The use of free gifts in direct marketing packs is a proven way to increase response rates, but donors don't always like it.

Imagine the following conversation taking place at your charity:

Supporter: "You used to send me letters, then you started putting pens in them. Why did you do that?"

Fundraiser: "It works. Pens raise response rates."

S: "OK. I don't mind the pens; they can be useful. But now you've started sending me personalised stickers, greetings cards, coins and even gloves and umbrellas. Isn't it all a big waste of money?"

F: "On the contrary - it works. We make more money when we send you this stuff."

S: "But now I'm getting all kinds of strange items from different charities - everyone seems to be doing it."

F: "Well, it's a competitive world. Charity direct mail volumes rose by 11 million in the run-up to Christmas last year, to 132 million packs."

S: "So?"

F: "So it's like The X Factor. If you don't have the best voice, you have to find a gimmick to make yourself stand out. These items are our gimmicks."

S: "But I don't like it. I think it's a guilt trip. I think it's a waste of time, energy and money."

F: "The small percentage who respond to our mailings love these items. They want more. It works."

S: "Really?"

F: "Really. The more we offer, the better the response."

S: "What do the people who don't respond think?"

F: "You can't please all of the people all of the time. It works."

S: "It doesn't seem very green, does it, sending out all that plastic stuff? Aren't you playing into the hands of that government minister who wants a 'war on junk mail'? And what about people who say it should be illegal to put unsolicited marketing material through domestic letter boxes because of the damage done to the environment by creating and disposing of it?"

F: "We aren't a green charity. The bigger our response rates, the more people we can help. It works."

S: "But it doesn't seem right that charities are doing something that irritates many people and might be bad for the environment."

F: "Maybe, but are you saying we should stop using techniques that work well and go back to ones that don't? We would raise less money and have to reduce the number of projects we fund. Tell that to the people we help."

S: "So you are saying that the ends always justify the means?"

F: "I'm not a moral philosopher. I am a fundraiser. Putting promotional incentives in direct mail packs works."
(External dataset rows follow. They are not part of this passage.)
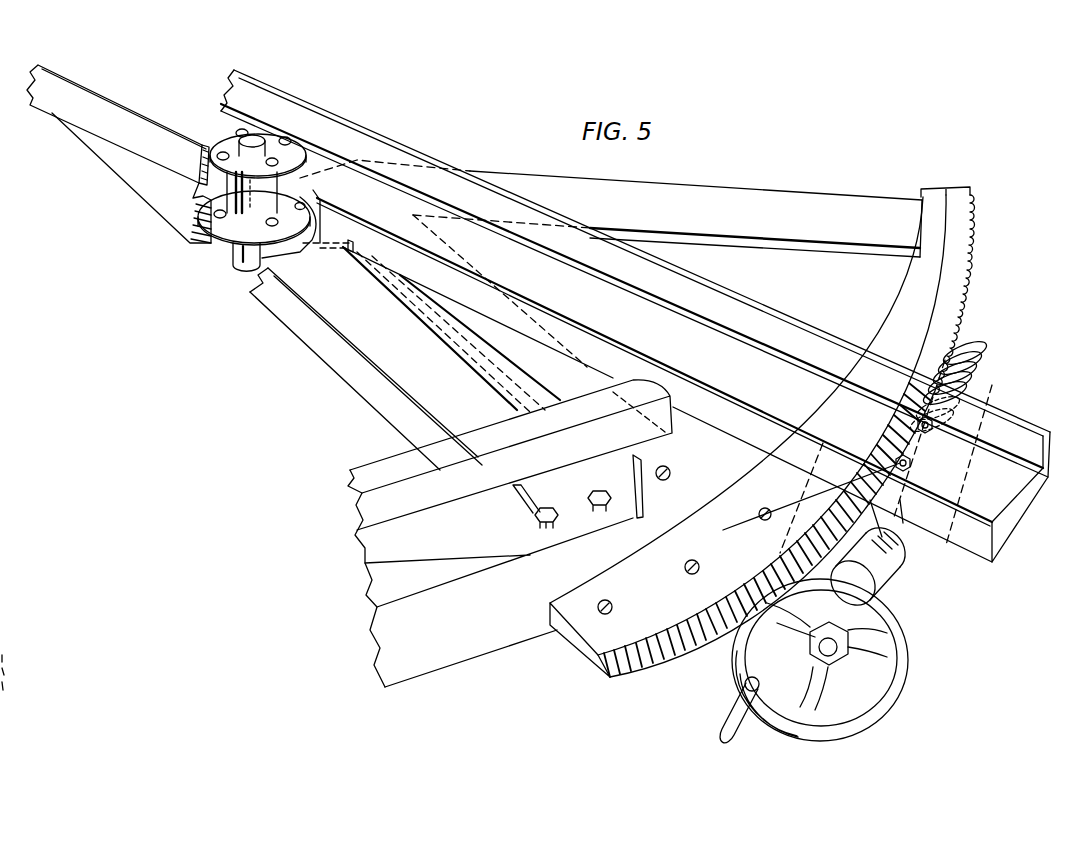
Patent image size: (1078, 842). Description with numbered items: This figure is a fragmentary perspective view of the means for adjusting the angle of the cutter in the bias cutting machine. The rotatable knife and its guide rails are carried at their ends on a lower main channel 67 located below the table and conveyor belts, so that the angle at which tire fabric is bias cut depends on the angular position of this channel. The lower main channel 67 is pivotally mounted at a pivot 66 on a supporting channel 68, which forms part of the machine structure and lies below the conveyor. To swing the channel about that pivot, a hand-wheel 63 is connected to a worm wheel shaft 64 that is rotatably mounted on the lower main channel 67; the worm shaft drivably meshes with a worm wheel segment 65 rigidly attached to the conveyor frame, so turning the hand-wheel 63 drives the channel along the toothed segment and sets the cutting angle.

The hand-wheel 63 is at (887, 700).
The worm wheel shaft 64 is at (903, 550).
The worm wheel segment 65 is at (610, 677).
The pivot 66 is at (242, 225).
The lower main channel 67 is at (1002, 410).
The supporting channel 68 is at (358, 378).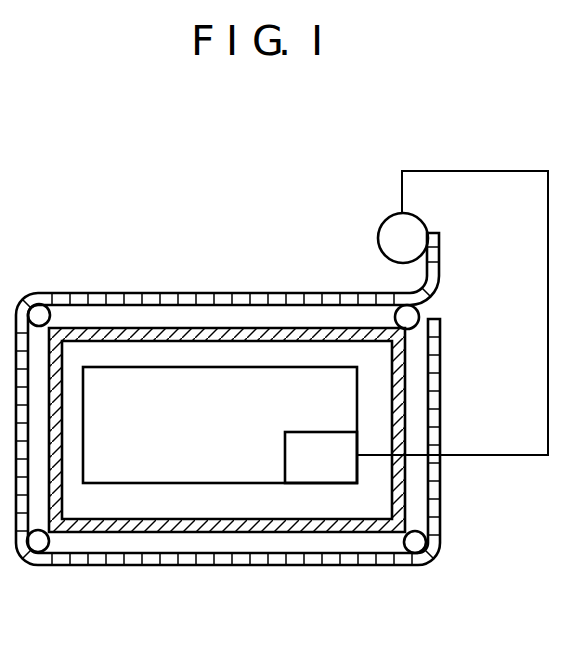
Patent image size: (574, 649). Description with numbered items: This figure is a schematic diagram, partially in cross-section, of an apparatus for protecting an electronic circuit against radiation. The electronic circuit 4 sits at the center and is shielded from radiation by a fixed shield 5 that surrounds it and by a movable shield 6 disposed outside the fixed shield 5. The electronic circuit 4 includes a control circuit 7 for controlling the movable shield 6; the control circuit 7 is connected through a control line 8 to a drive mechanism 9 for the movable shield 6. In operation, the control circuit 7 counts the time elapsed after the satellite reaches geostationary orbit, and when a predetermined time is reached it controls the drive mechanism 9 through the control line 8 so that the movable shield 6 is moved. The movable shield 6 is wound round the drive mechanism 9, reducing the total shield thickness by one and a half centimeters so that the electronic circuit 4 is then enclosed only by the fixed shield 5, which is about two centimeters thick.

The electronic circuit 4 is at (155, 366).
The fixed shield 5 is at (240, 333).
The movable shield 6 is at (53, 292).
The control circuit 7 is at (310, 470).
The control line 8 is at (485, 170).
The drive mechanism 9 is at (382, 228).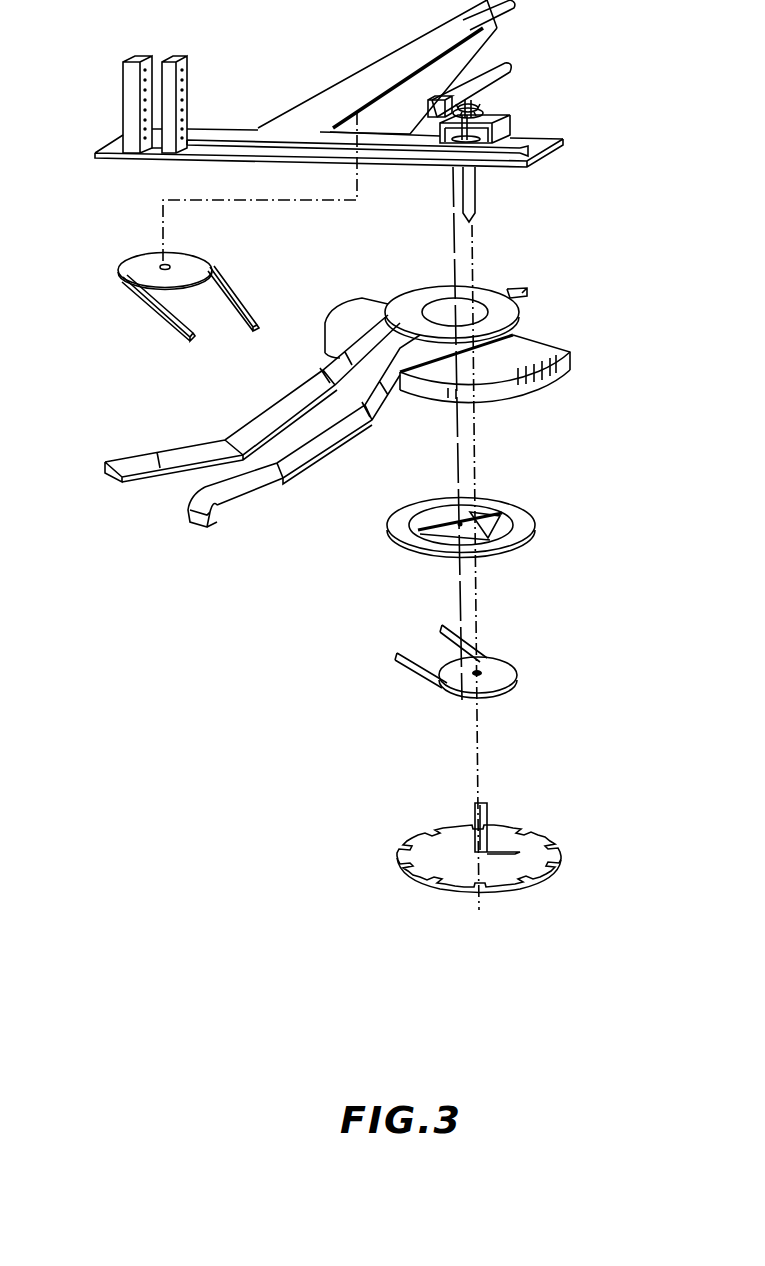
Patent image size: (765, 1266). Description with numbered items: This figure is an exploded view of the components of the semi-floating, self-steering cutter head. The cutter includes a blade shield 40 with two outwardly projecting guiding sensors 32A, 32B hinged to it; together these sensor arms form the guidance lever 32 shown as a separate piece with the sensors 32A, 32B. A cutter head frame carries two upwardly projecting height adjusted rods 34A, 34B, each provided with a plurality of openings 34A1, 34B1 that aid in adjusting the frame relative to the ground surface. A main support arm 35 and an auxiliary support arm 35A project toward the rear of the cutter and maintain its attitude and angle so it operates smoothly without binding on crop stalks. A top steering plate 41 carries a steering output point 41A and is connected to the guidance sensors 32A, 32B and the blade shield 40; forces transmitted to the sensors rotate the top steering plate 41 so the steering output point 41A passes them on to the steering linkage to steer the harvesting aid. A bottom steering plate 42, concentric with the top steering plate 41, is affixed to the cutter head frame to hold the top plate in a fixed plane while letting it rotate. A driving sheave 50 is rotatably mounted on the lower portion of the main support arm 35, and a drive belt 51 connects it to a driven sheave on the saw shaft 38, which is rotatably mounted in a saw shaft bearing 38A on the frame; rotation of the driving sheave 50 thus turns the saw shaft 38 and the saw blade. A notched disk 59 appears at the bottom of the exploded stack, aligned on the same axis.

The lever 32 is at (510, 673).
The guiding sensor 32A is at (237, 483).
The guiding sensor 32B is at (190, 452).
The height adjusted rod 34A is at (170, 78).
The openings 34A1 is at (182, 116).
The height adjusted rod 34B is at (130, 80).
The openings 34B1 is at (145, 120).
The main support arm 35 is at (430, 52).
The auxiliary support arm 35A is at (507, 77).
The saw shaft 38 is at (477, 200).
The saw shaft bearing 38A is at (488, 110).
The blade shield 40 is at (540, 378).
The top steering plate 41 is at (500, 317).
The steering output point 41A is at (520, 295).
The bottom steering plate 42 is at (527, 522).
The driving sheave 50 is at (197, 263).
The drive belt 51 is at (168, 320).
The notched disk 59 is at (553, 840).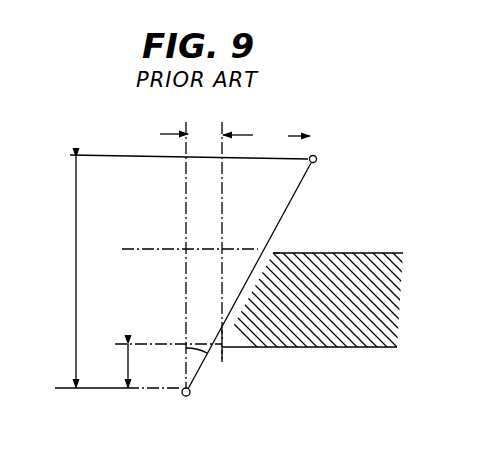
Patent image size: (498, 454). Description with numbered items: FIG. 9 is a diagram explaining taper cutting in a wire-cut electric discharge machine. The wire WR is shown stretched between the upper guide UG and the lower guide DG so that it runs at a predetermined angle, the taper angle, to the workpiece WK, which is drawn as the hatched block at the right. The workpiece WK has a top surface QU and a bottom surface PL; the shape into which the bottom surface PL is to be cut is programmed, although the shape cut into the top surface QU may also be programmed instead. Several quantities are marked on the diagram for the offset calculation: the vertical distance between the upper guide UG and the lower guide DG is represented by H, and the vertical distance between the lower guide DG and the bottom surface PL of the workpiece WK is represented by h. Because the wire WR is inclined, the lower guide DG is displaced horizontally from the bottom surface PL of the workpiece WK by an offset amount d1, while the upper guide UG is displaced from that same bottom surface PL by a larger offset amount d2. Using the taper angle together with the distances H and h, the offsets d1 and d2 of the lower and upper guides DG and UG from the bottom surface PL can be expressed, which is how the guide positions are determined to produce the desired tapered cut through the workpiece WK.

The upper guide UG is at (318, 155).
The lower guide DG is at (188, 396).
The wire WR is at (301, 187).
The workpiece WK is at (369, 349).
The top surface QU is at (275, 252).
The bottom surface PL is at (222, 350).
The distance between the upper and lower guides H is at (75, 272).
The distance between the lower guide and the bottom surface of the workpiece h is at (135, 366).
The amount of offset of the lower guide d1 is at (206, 136).
The amount of offset of the upper guide d2 is at (287, 138).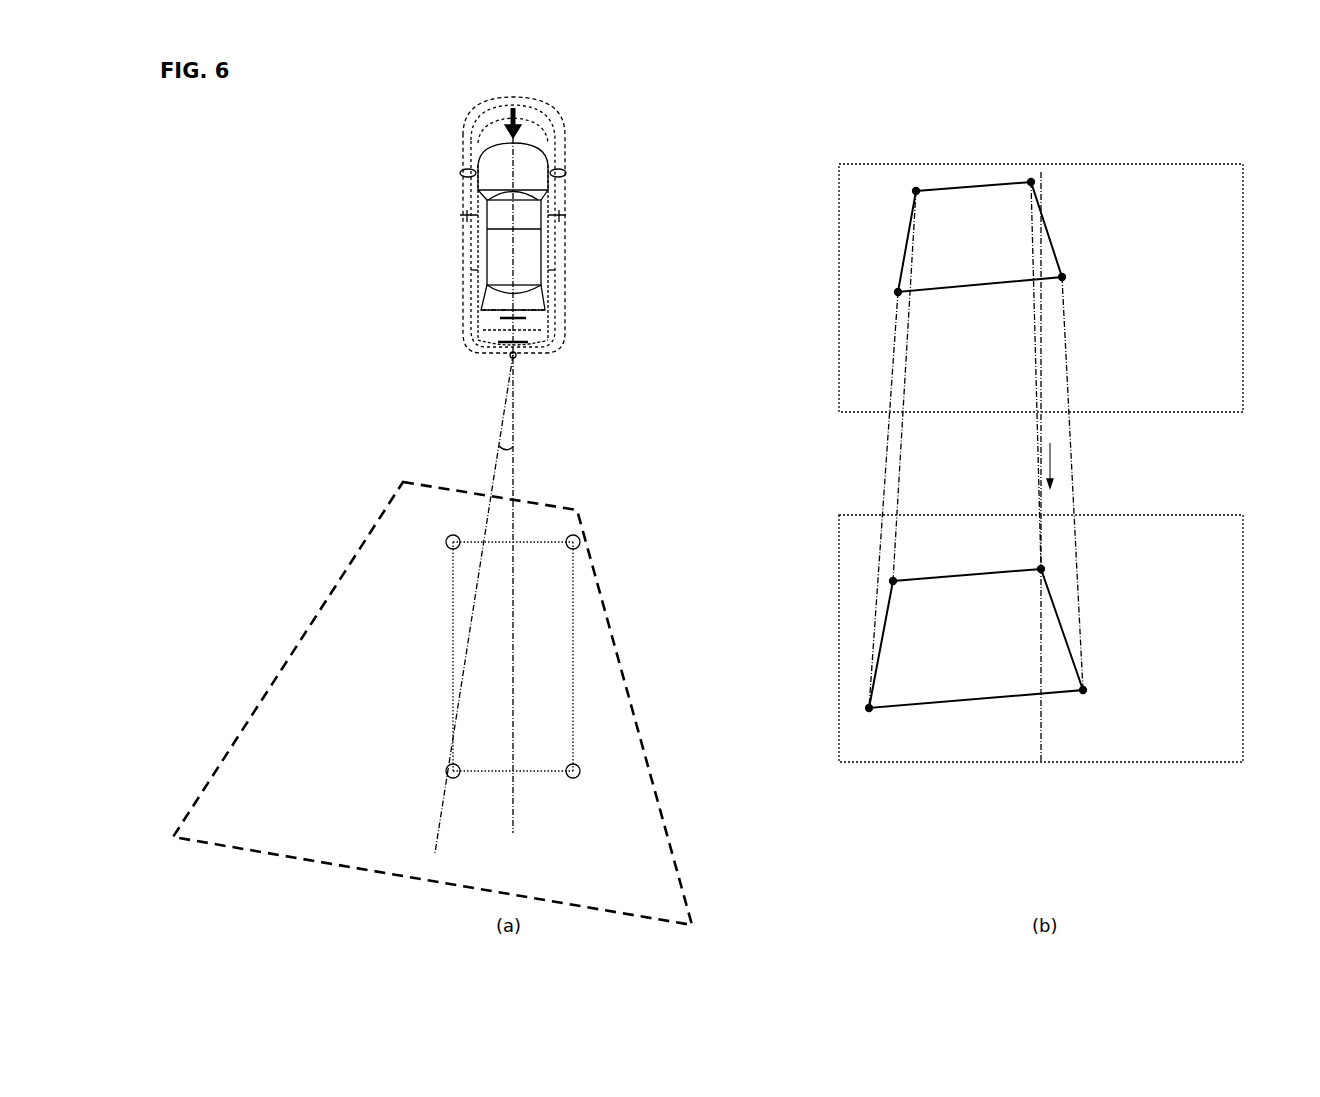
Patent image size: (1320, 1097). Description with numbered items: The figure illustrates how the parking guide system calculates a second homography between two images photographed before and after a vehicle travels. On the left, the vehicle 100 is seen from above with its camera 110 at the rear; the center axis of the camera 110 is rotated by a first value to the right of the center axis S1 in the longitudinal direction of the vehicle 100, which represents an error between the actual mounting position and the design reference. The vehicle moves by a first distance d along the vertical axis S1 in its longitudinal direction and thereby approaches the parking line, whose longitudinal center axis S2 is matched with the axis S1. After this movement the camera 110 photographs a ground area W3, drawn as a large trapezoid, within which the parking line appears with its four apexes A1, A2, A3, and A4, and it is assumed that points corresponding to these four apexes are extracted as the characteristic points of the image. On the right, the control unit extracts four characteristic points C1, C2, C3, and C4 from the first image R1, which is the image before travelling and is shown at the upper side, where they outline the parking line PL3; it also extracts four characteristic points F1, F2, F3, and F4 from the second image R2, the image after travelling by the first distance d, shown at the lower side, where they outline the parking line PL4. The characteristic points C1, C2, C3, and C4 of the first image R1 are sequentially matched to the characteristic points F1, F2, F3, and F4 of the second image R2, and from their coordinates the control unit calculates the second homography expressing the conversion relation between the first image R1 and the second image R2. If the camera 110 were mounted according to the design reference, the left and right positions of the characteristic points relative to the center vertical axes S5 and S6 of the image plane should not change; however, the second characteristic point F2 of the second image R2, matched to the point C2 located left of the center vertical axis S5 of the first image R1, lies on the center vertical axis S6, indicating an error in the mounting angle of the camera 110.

The vehicle 100 is at (464, 176).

OK, so this is fictional, but the issues are real. If your charity was challenged in this way, would you be able to justify yourself convincingly? One thing's for sure: as a sector, we need to be very clear about our stance on this and get ready to join the inevitable debate.

- David Burrows is head of fundraising at direct marketing agency TDA.

Five more things ...

The Institute of Fundraising is expected to open a 12-week consultation this month on a draft version of its new direct mail code of fundraising practice. The new rules are expected to include guidelines on the inclusion of promotional incentives such as pens and umbrellas in direct mail packs.

The new code will ensure robust standards, according to the institute, which has pledged to make sure the rules "do not stand in the way of innovation".

Member charities will be expected to comply with the new code, as well as the Advertising Standards Authority's British Code of Advertising, Sales Promotion and Direct Marketing (otherwise known as the CAP code) and the Direct Marketing Association's code of practice.

Charities were the third biggest senders of direct mail last year, after banks and mail order companies.

Amnesty UK ditched pen packs from its supporter recruitment campaigns in 2004 after two campaigns lost money. The organisation claimed recipients were starting to see promotional incentives as gimmicks and their inclusion as no longer worthwhile.